Crosscutting is a technique that is used in storytelling to show the audience different perspectives. For our purposes, it’s a technique used in film and video editing.

Crosscutting is often used to show two or more characters and their stories happening at the same time.

 

WHAT IS CROSS CUTTING

What Is Cross Cutting and Parallel Editing in Film?

Cross cutting is when a director cuts from one scene to another scene. It can be done with dialogue, sound effects, or other aspects of the shots.

When using this technique, the director will cut back and forth between two scenes to create suspense or show how time has passed without showing it on screen.

While Parallel editing is a film technique that is used to show two different scenes happening at the same time.

 

 

It can be as simple as cutting back and forth between two people in conversation or it can be much more complex, like cutting between an argument at a family dinner table and a car chase on the freeway.

Cross-Cutting vs. Parallel Editing

A lot of people are not aware that there is a difference between these two editing techniques.

In filmmaking, editing is the process of assembling shots into a coherent sequence.

The editor’s work is usually assisted by an assistant who helps to line up and synchronize soundtracks with picture edits while viewing the footage in a non-linear editing system (NLE).

The most common type of film cutting technique is sequential or crosscutting editing. This involves alternating between different shots within one scene or between scenes in rapid succession.

This is used either to:

  • contrast two simultaneous actions, such as consecutive dialogue exchanges,
  • to show changes over time: for example, day turning into the night,
  • or to create suspenseful anticipation.

When you edit your video, there are two ways in which you can cut the shot. Cross-cutting is when the editor switches back and forth between shots, while parallel editing is when they stay on a single shot for an extended period of time.

Let’s take a look at an example:

One of the most important features of a video is editing. Editing is the process of taking many shots and combining them to form one cohesive story.

There are two types of edits, cross-cutting and parallel editing.

Cross-cutting is when there are multiple scenes shown at once with no clear order or sequence in which they were filmed, while parallel editing shows a series that all happen simultaneously alongside each other.

Why Use Cross-Cutting Or Parallel Editing?

Have you ever wondered what the difference is between parallel editing and cross-cutting?

There’s an alternative with an editing technique called cross-cutting. Cross-cutting is when the editor intercuts shots of two different events occurring at the same time.

The idea of parallel editing is to have two or more editors working on the same project at the same time and then combining their efforts.

This provides a fresh set of eyes on the work, which can help identify problems that may not be apparent when looking at it for too long.

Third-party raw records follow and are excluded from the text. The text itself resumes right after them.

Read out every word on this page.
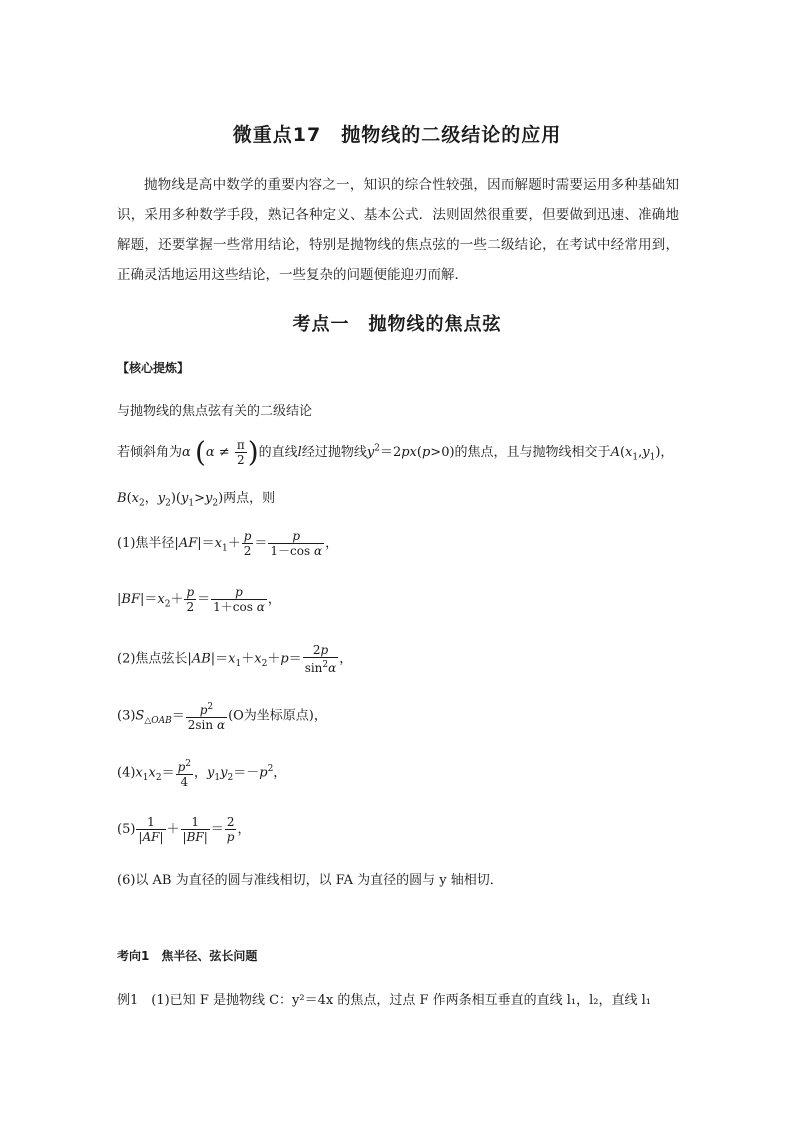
微重点17　抛物线的二级结论的应用
抛物线是高中数学的重要内容之一，知识的综合性较强，因而解题时需要运用多种基础知识，采用多种数学手段，熟记各种定义、基本公式．法则固然很重要，但要做到迅速、准确地解题，还要掌握一些常用结论，特别是抛物线的焦点弦的一些二级结论，在考试中经常用到，正确灵活地运用这些结论，一些复杂的问题便能迎刃而解．
考点一　抛物线的焦点弦
【核心提炼】
与抛物线的焦点弦有关的二级结论
若倾斜角为α ($\alpha \ne \frac{\pi}{2}$ )的直线l经过抛物线$y^2=2px(p>0)$的焦点，且与抛物线相交于$A(x_1,y_1)$，
$B(x_2$，$y_2)(y_1>y_2)$两点，则
(1)焦半径$|AF|=x_1+ \frac{p}{2} = \frac{p}{\text{1－cos α}}$ ，
$|BF|=x_2+ \frac{p}{2} = \frac{p}{\text{1＋cos α}}$ ，
(2)焦点弦长$|AB|=x_1+x_2+p= \frac{2p}{\sin^2\alpha}$ ，
$(3)S_{\triangle OAB}= \frac{p^2}{\text{2sin α}} (O$为坐标原点)，
$(4)x_1x_2= \frac{p^2}{4}$ ，$y_1y_2=-p^2$，
$(5) \frac{1}{|AF|} + \frac{1}{|BF|} = \frac{2}{p}$ ，
(6)以 AB 为直径的圆与准线相切，以 FA 为直径的圆与 y 轴相切．
考向1　焦半径、弦长问题
例1　(1)已知 F 是抛物线 C：y²＝4x 的焦点，过点 F 作两条相互垂直的直线 l₁，l₂，直线 l₁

Cross-cutting is another term for this process, but it’s become less commonly used in recent years because people tend to associate cross-cutting with film editing rather than video editing.

A common technique in video editing, cross-cutting is a method of shifting back and forth between two scenes that are occurring simultaneously.

Parallel editing is similar but instead cuts back and forth to the same scene at different points in time.

These techniques have recently evolved into new forms because of digital media like Instagram and Snapchat.

In these social media platforms, people create short clips that they share with their followers or friends while preserving the original content’s unedited feel by using filters, adding text or drawings over it, or changing its speed.